Disorganizzazione amministrativa, degrado funzionale sono i punti chiave di un modo assurdo e paradossale di gestire la sanità. Se a questo si aggiunge l’insofferenza generalizzata dell’opinione pubblica verso l’apparato sanitario, l’accentuarsi delle difficoltà operative che inducono le strutture al progressivo fallimento, il mancato riordino degli ospedali centrali e periferici, il livello dei servizi erogati largamente insufficiente tanto da costringere i cittadini ad un crescente ricorso a strutture a carattere privatistico e alla migrazione con notevole, conseguente aggravio di spese per le aziende, -(350 milioni di euro di mobilità regionale passiva nel 2021)- non si può fare a meno di affermare che si stava meglio quando si stava peggio. In siffatta situazione sono i medici a pagare il maggiore onere essendo in prima fila ad affrontare urgenze ed emergenze che il più delle volte riescono a fronteggiare pur in assenza di supporti e di ausili adeguati alla bisogna. Quella che ormai da parecchi anni viene perseguita a Vibo e in tutto il suo comprensorio è una sanità che non va verso la salute ma, purtroppo, verso la morte. Da qui l’indignazione e la rabbia dei cittadini ormai stanchi di essere il capro espiatorio dell’insipienza e della incapacità di una classe politica che ha portato al collasso la sanità.

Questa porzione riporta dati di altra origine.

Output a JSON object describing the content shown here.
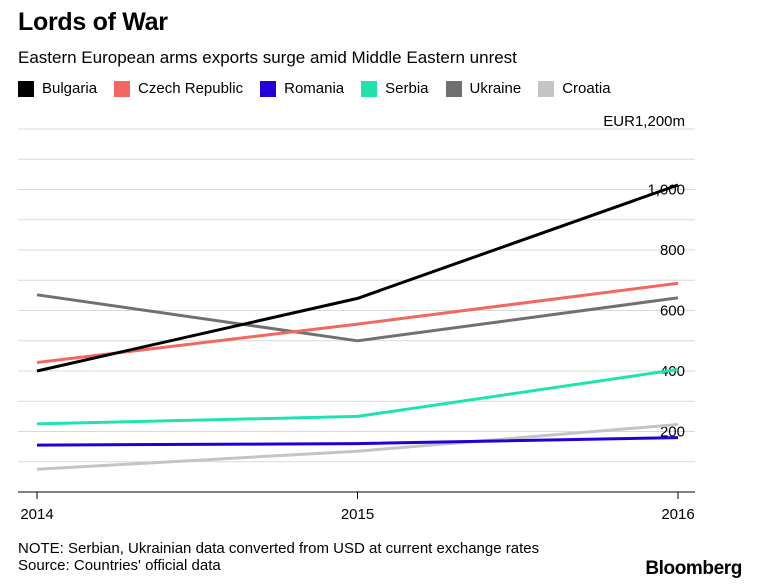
{
  "header": {
    "title": "Lords of War",
    "subtitle": "Eastern European arms exports surge amid Middle Eastern unrest"
  },
  "chart_data": {
    "type": "line",
    "title": "Lords of War",
    "subtitle": "Eastern European arms exports surge amid Middle Eastern unrest",
    "x": [
      2014,
      2015,
      2016
    ],
    "x_tick_labels": [
      "2014",
      "2015",
      "2016"
    ],
    "ylim": [
      0,
      1200
    ],
    "y_ticks": [
      200,
      400,
      600,
      800,
      1000
    ],
    "y_tick_labels": [
      "200",
      "400",
      "600",
      "800",
      "1,000"
    ],
    "y_top_label": "EUR1,200m",
    "ylabel": "EUR m",
    "xlabel": "",
    "grid": true,
    "legend_position": "top-left",
    "series": [
      {
        "name": "Bulgaria",
        "color": "#000000",
        "values": [
          400,
          640,
          1015
        ]
      },
      {
        "name": "Czech Republic",
        "color": "#f2675f",
        "values": [
          428,
          555,
          690
        ]
      },
      {
        "name": "Romania",
        "color": "#2200d8",
        "values": [
          155,
          160,
          180
        ]
      },
      {
        "name": "Serbia",
        "color": "#1ee3b0",
        "values": [
          225,
          250,
          405
        ]
      },
      {
        "name": "Ukraine",
        "color": "#707070",
        "values": [
          652,
          500,
          642
        ]
      },
      {
        "name": "Croatia",
        "color": "#c4c4c4",
        "values": [
          75,
          135,
          223
        ]
      }
    ]
  },
  "footer": {
    "note": "NOTE: Serbian, Ukrainian data converted from USD at current exchange rates",
    "source": "Source: Countries' official data",
    "brand": "Bloomberg"
  }
}
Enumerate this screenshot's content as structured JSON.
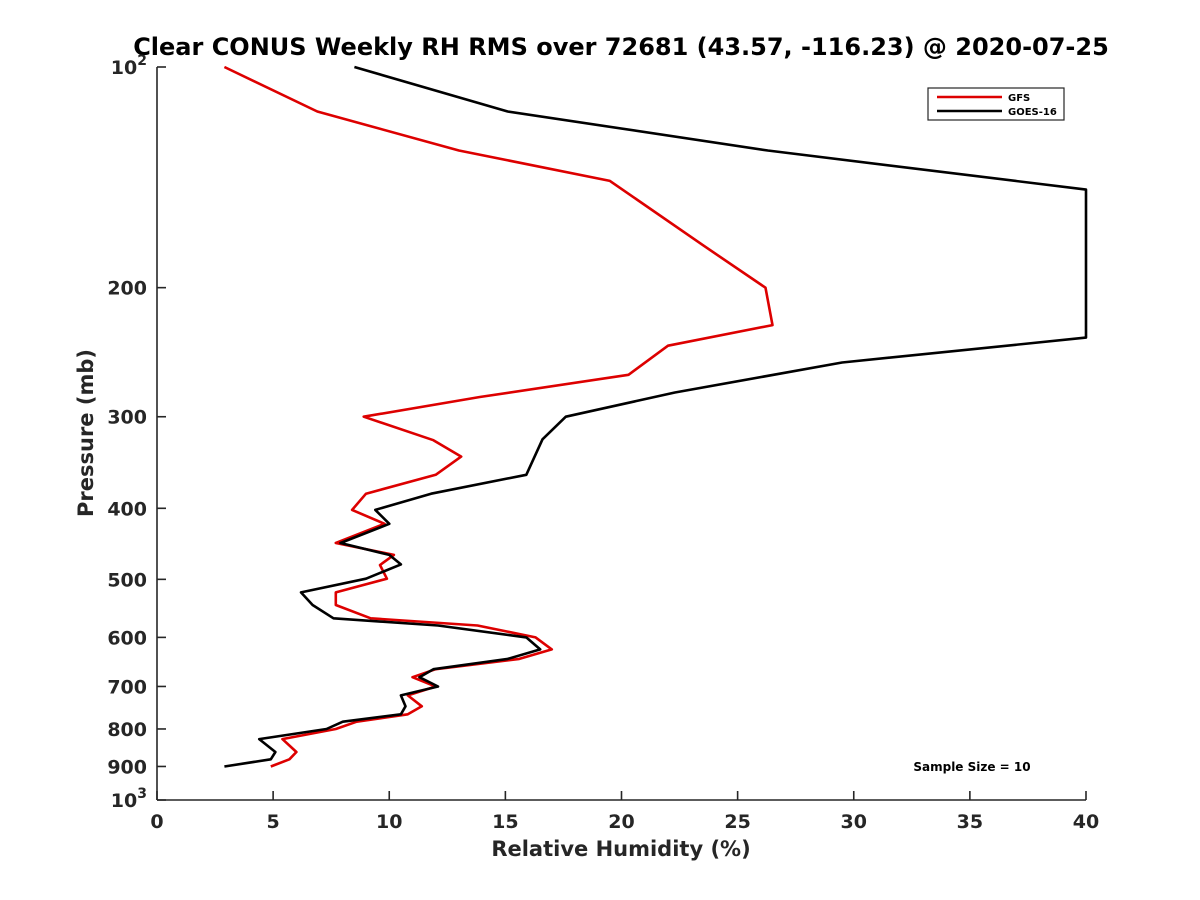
{
  "chart_data": {
    "type": "line",
    "title": "Clear CONUS Weekly RH RMS over 72681 (43.57, -116.23) @ 2020-07-25",
    "xlabel": "Relative Humidity (%)",
    "ylabel": "Pressure (mb)",
    "xlim": [
      0,
      40
    ],
    "ylim": [
      100,
      1000
    ],
    "y_scale": "log",
    "y_reversed": true,
    "grid": false,
    "legend_position": "top-right",
    "x_ticks": [
      "0",
      "5",
      "10",
      "15",
      "20",
      "25",
      "30",
      "35",
      "40"
    ],
    "y_ticks": [
      {
        "value": 100,
        "base": "10",
        "exp": "2"
      },
      {
        "value": 200,
        "label": "200"
      },
      {
        "value": 300,
        "label": "300"
      },
      {
        "value": 400,
        "label": "400"
      },
      {
        "value": 500,
        "label": "500"
      },
      {
        "value": 600,
        "label": "600"
      },
      {
        "value": 700,
        "label": "700"
      },
      {
        "value": 800,
        "label": "800"
      },
      {
        "value": 900,
        "label": "900"
      },
      {
        "value": 1000,
        "base": "10",
        "exp": "3"
      }
    ],
    "annotations": [
      {
        "text": "Sample Size = 10"
      }
    ],
    "series": [
      {
        "name": "GFS",
        "color": "#dd0000",
        "points": [
          [
            2.9,
            100
          ],
          [
            6.9,
            115
          ],
          [
            13.0,
            130
          ],
          [
            19.5,
            143
          ],
          [
            23.5,
            175
          ],
          [
            26.2,
            200
          ],
          [
            26.5,
            225
          ],
          [
            22.0,
            240
          ],
          [
            20.3,
            263
          ],
          [
            13.9,
            282
          ],
          [
            8.9,
            300
          ],
          [
            11.9,
            323
          ],
          [
            13.1,
            340
          ],
          [
            12.0,
            360
          ],
          [
            9.0,
            382
          ],
          [
            8.4,
            402
          ],
          [
            9.8,
            420
          ],
          [
            7.7,
            446
          ],
          [
            10.2,
            463
          ],
          [
            9.6,
            478
          ],
          [
            9.9,
            499
          ],
          [
            7.7,
            521
          ],
          [
            7.7,
            542
          ],
          [
            9.2,
            565
          ],
          [
            13.8,
            578
          ],
          [
            16.3,
            600
          ],
          [
            17.0,
            623
          ],
          [
            15.6,
            642
          ],
          [
            12.0,
            663
          ],
          [
            11.0,
            680
          ],
          [
            12.0,
            700
          ],
          [
            10.8,
            720
          ],
          [
            11.4,
            745
          ],
          [
            10.8,
            764
          ],
          [
            8.6,
            782
          ],
          [
            7.7,
            800
          ],
          [
            5.4,
            826
          ],
          [
            6.0,
            860
          ],
          [
            5.7,
            880
          ],
          [
            4.9,
            900
          ]
        ]
      },
      {
        "name": "GOES-16",
        "color": "#000000",
        "points": [
          [
            8.5,
            100
          ],
          [
            15.1,
            115
          ],
          [
            26.3,
            130
          ],
          [
            40.0,
            147
          ],
          [
            40.0,
            234
          ],
          [
            29.5,
            253
          ],
          [
            22.3,
            278
          ],
          [
            17.6,
            300
          ],
          [
            16.6,
            322
          ],
          [
            15.9,
            360
          ],
          [
            11.8,
            382
          ],
          [
            9.4,
            402
          ],
          [
            10.0,
            420
          ],
          [
            7.9,
            446
          ],
          [
            10.0,
            463
          ],
          [
            10.5,
            477
          ],
          [
            9.0,
            499
          ],
          [
            6.2,
            521
          ],
          [
            6.7,
            542
          ],
          [
            7.6,
            565
          ],
          [
            12.1,
            578
          ],
          [
            15.9,
            600
          ],
          [
            16.5,
            623
          ],
          [
            15.1,
            642
          ],
          [
            11.9,
            663
          ],
          [
            11.3,
            680
          ],
          [
            12.1,
            700
          ],
          [
            10.5,
            720
          ],
          [
            10.7,
            745
          ],
          [
            10.5,
            764
          ],
          [
            8.0,
            782
          ],
          [
            7.3,
            800
          ],
          [
            4.4,
            826
          ],
          [
            5.1,
            860
          ],
          [
            4.9,
            880
          ],
          [
            2.9,
            900
          ]
        ]
      }
    ]
  }
}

Al punto in cui siamo, anche per scongiurare che la rabbia dei cittadini si trasformi in atti di incontrollata violenza, sempre ingiustificabile, bisogna pensare ad una fase nuova in cui la svolta è intesa come inversione di tendenza. Una svolta che deve portare alla costruzione di una sanità che cresce qualitativamente, che rinnova profondamente le proprie strutture, che opera un taglio netto con incapacità progettuale, dipendenza politica. Perché non si muoia più di sanità è necessario, insomma, che la sanità non sia lo strumento che serve ai partiti e che abbia fine quel mercimonio scandaloso ormai talmente radicato nel costume e nella mentalità dei politici. Tutto il resto è vuota retorica e fumo negli occhi.